Le concept, forgé au tournant du siècle, a d’abord qualifié des marchés de capitaux puis, par extension, des économies entières.
Au sens strict, est « émergent » le marché des capitaux d’un pays en développement qui réunit (a) un potentiel de croissance élevé, (b) une volatilité, elle aussi élevée et (c) une rentabilité de l’investissement supérieure à celle obtenue d’un investissement similaire sur le marché d’un pays développé.
Mais la singularité déterminante du marché émergent au sens étroit est qu’il est en transition, sur le long terme, vers (i) une taille, (ii) un niveau d’activité, (iii) une liquidité et (iv) un niveau de sophistication des produits offerts structurellement croissant.
Au sens large, l’adjectif « émergent » s’est appliqué à des économies remplissant certains critères quantitatifs et qualitatifs.
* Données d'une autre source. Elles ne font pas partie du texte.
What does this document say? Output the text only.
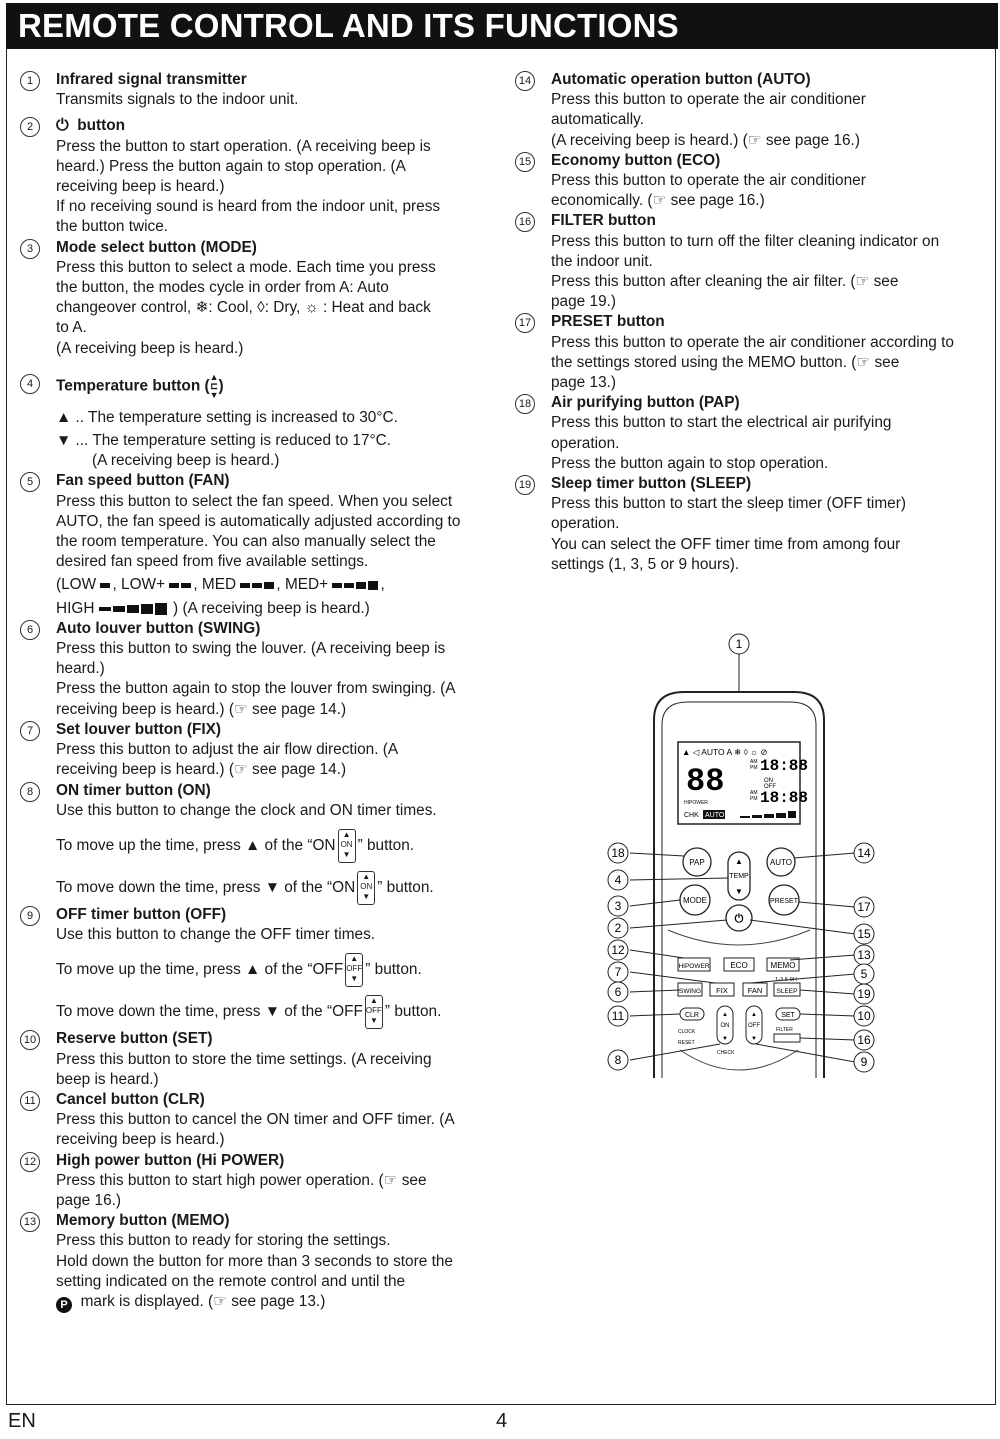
REMOTE CONTROL AND ITS FUNCTIONS
1	Infrared signal transmitter
Transmits signals to the indoor unit.
2	⏻ button
Press the button to start operation. (A receiving beep is
heard.) Press the button again to stop operation. (A
receiving beep is heard.)
If no receiving sound is heard from the indoor unit, press
the button twice.
3	Mode select button (MODE)
Press this button to select a mode. Each time you press
the button, the modes cycle in order from A: Auto
changeover control, ❄: Cool, ◊: Dry, ☼ : Heat and back
to A.
(A receiving beep is heard.)
4	Temperature button (▲
⊏
▼)
▲ .. The temperature setting is increased to 30°C.
▼ ... The temperature setting is reduced to 17°C.
(A receiving beep is heard.)
5	Fan speed button (FAN)
Press this button to select the fan speed. When you select
AUTO, the fan speed is automatically adjusted according to
the room temperature. You can also manually select the
desired fan speed from five available settings.
(LOW , LOW+ , MED	, MED+	,
HIGH	) (A receiving beep is heard.)
6	Auto louver button (SWING)
Press this button to swing the louver. (A receiving beep is
heard.)
Press the button again to stop the louver from swinging. (A
receiving beep is heard.) (☞ see page 14.)
7	Set louver button (FIX)
Press this button to adjust the air flow direction. (A
receiving beep is heard.) (☞ see page 14.)
8	ON timer button (ON)
Use this button to change the clock and ON timer times.
To move up the time, press ▲ of the “ON▲
ON
▼” button.
To move down the time, press ▼ of the “ON▲
ON
▼” button.
9	OFF timer button (OFF)
Use this button to change the OFF timer times.
To move up the time, press ▲ of the “OFF▲
OFF
▼” button.
To move down the time, press ▼ of the “OFF▲
OFF
▼” button.
10 Reserve button (SET)
Press this button to store the time settings. (A receiving
beep is heard.)
11 Cancel button (CLR)
Press this button to cancel the ON timer and OFF timer. (A
receiving beep is heard.)
12 High power button (Hi POWER)
Press this button to start high power operation. (☞ see
page 16.)
13 Memory button (MEMO)
Press this button to ready for storing the settings.
Hold down the button for more than 3 seconds to store the
setting indicated on the remote control and until the
P mark is displayed. (☞ see page 13.)
14 Automatic operation button (AUTO)
Press this button to operate the air conditioner
automatically.
(A receiving beep is heard.) (☞ see page 16.)
15 Economy button (ECO)
Press this button to operate the air conditioner
economically. (☞ see page 16.)
16 FILTER button
Press this button to turn off the filter cleaning indicator on
the indoor unit.
Press this button after cleaning the air filter. (☞ see
page 19.)
17 PRESET button
Press this button to operate the air conditioner according to
the settings stored using the MEMO button. (☞ see
page 13.)
18 Air purifying button (PAP)
Press this button to start the electrical air purifying
operation.
Press the button again to stop operation.
19 Sleep timer button (SLEEP)
Press this button to start the sleep timer (OFF timer)
operation.
You can select the OFF timer time from among four
settings (1, 3, 5 or 9 hours).
▲ ◁ AUTO A ❄ ◊ ☼ ⊘
88 18:88
18:88
AM
PM
AM
PM
ON
OFF
HIPOWER
CHK AUTO
PAP	▲
TEMP
▼
AUTO
MODE	PRESET
⏻
HIPOWER	ECO	MEMO
1-3-5-9H
SWING FIX	FAN SLEEP
CLR	▲
ON
▼
▲
OFF
▼
SET
CLOCK
RESET
FILTER
CHECK
1
18
4
3
2
12
7
6
11
8
14
17
15
13
5
19
10
16
9
EN	4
Les critères quantitatifs relèvent de trois ordres : d’une part, un PIB par tête inférieur à $ 10 000 selon la Banque Mondiale ou compris entre $ 2 000 et $ 12 000 selon le FMI ; d’autre part, un taux de croissance du PIB élevé et qui a vocation à le rester à long terme ;
et enfin, un taux d’investissement élevé dont l’investissement direct étranger constitue une part croissante.
Mais les critères les plus significatifs de l’émergence d’une économie sont qualitatifs et relèvent d’une transition active, voulue et séquencée vers :
– une intégration choisie au marché mondial, s’appuyant sur les avantages comparatifs du pays et une augmentation de sa compétitivité ;
– un marché intérieur de plus en plus structuré et concurrentiel, fondé sur une croissance de la productivité ; et
– des institutions et infrastructures efficaces – politiques, physiques et juridiques facilitant et sécurisant le fonctionnement correct des marchés et l’investissement.
Toutefois, pour qu’une telle transition s’effectue, le pays doit disposer d’un Etat stratège, compétent et légitime capable de fédérer, sur la durée et par-delà les alternances politiques, l’ensemble des acteurs nationaux autour d’un projet de transformation profonde de l’économie. En l’absence d’un tel processus de transformation, la croissance sera peut-être au rendez-vous mais le pays ne pourra pas prendre le virage de l’émergence.
Ces clarifications faites, il est aisé de distinguer les pays africains engagés dans un réel processus d’émergence économique et ceux qui se contentent d’en mimer les postures.